My friend Jay worked, at one point, in one of the highest skyscrapers in Toronto. I'll never forget the day I bussed into town and met him for lunch. Noon. Entire regiments of officepeople were letting out, cascading down the escalators in a flood tide. The very air hummed with stress: it was palpable and deeply disturbing, raising the hairs on the back of my neck. It was the first time I understood the truth behind the cliche: sometimes you can cut the air with a knife.
Five whole minutes of that left me slightly nauseous. Imagine a lifetime.

When we drove down to my Dad's winter home in Destin, Florida this past February, we went equipped with about twenty hours of comedy routines I'd burned, as well as a CD by Trace Adkins, given to us by our friend Sue. Trace has the deepest voice this side of Crash Test Dummy Brad Roberts, and he sings a mix of boozy ("
Honky Tonk Badonkadonk" being his biggest hit) and soft, introspective ballad "Metropolis", "My Way Back"): the music resonated with me the way nothing had for years. The very first track ("Songs About Me") is a justification of country music, and seemed to be tailor-made for a skeptic like me. Long story short, I found myself enjoying pretty much every track on the album. In the days of the downloadable single, you have to admit that's pretty much unheard of.
Halfway through Alabama, tired of talking (we saved the comedy routines for the trip back), I asked if I could turn on the radio. Spinning the dial, I was faced with a choice: get SAVED! BY! JEEEEEE-ZUSSSSSSSSSSS! on a dozen stations, or listen to country music on the other dozen.
I've been saved before: eventually you go moldy. So: country. The very first song I heard in its entirety was
Me and My Gang by Rascal Flatts (first line: "Way on down to Southern Alabama with the guitars jammin', that's where we're headed")
Well, yup, that's where we were headed. About ten bars in, Eva said "turn that up, I like this song." No problem: I didn't just like this song--the last time a song had turned me into an instant goofy pant-drumming fool was "Joyride", by Roxette, way the hell back in first year university.

Once we were home again, I threw myself into this unexplored genre of music with a will. I've since found several more artists I love, most notably Brad Paisley. Here's a guy who does it all: hilarious songs like "
Online", uplifting songs like "The World""...and instrumentals like "Throttleneck" that show this guy can flat out play guitar.

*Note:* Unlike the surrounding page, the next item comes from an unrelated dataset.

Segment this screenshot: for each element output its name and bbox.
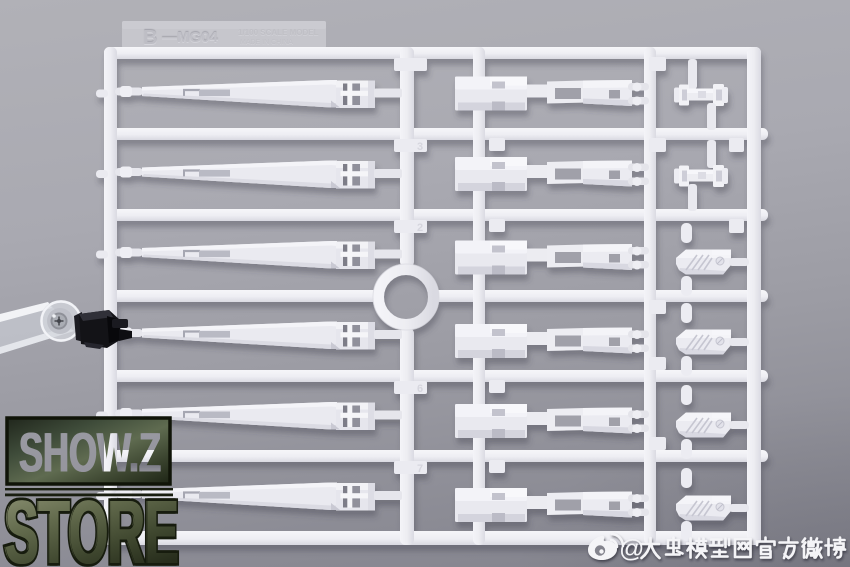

It took me a while to figure out why I've fallen in love with this music. After all, the standard country lyrics don't describe me well at all: I don't drive a car, let alone a pickup truck; I've spent next to no time on farms; I'm anything but a cowboy. I'm definitely not "Rough and Ready" (Trace Adkins again):

Mudgrips - white-tip
Cigar stickin' out of my face
Earnhardt racing sticker on the window
Banged up fender
4x4 - straight pipe roar
Primer and rust all over the door
Scarred up knuckles, Mack belt buckle
White t-shirt - Ain't afraid to work
Got a "what-are-you-looking-at-asshole" smirk
Cold beer, hot wings
Wranglers, Skoal ring
Get just what you see
Gun rack, ball cap
Don't take no crap
Ain't a pretty boy-toy
I'll rock you steady
Rough and ready

But even though I don't fit the country-boy mold to the letter, I am one in spirit. I do have a very strong streak of independence, of not caring what the world thinks, of going my way. I also have a great deal of respect for people and things that came before me, a trait I see mentioned over and over again in country music. Many songs make a point of referencing other artists: I like that sense of camaradarie.
And I like a story well told...which is what a lot of country ballads are. (I defy you to listen to
this one without tearing up a little).

Don't be surprised to see me out in the country by the time I retire. I'm countrifying by the day, and I'm glad.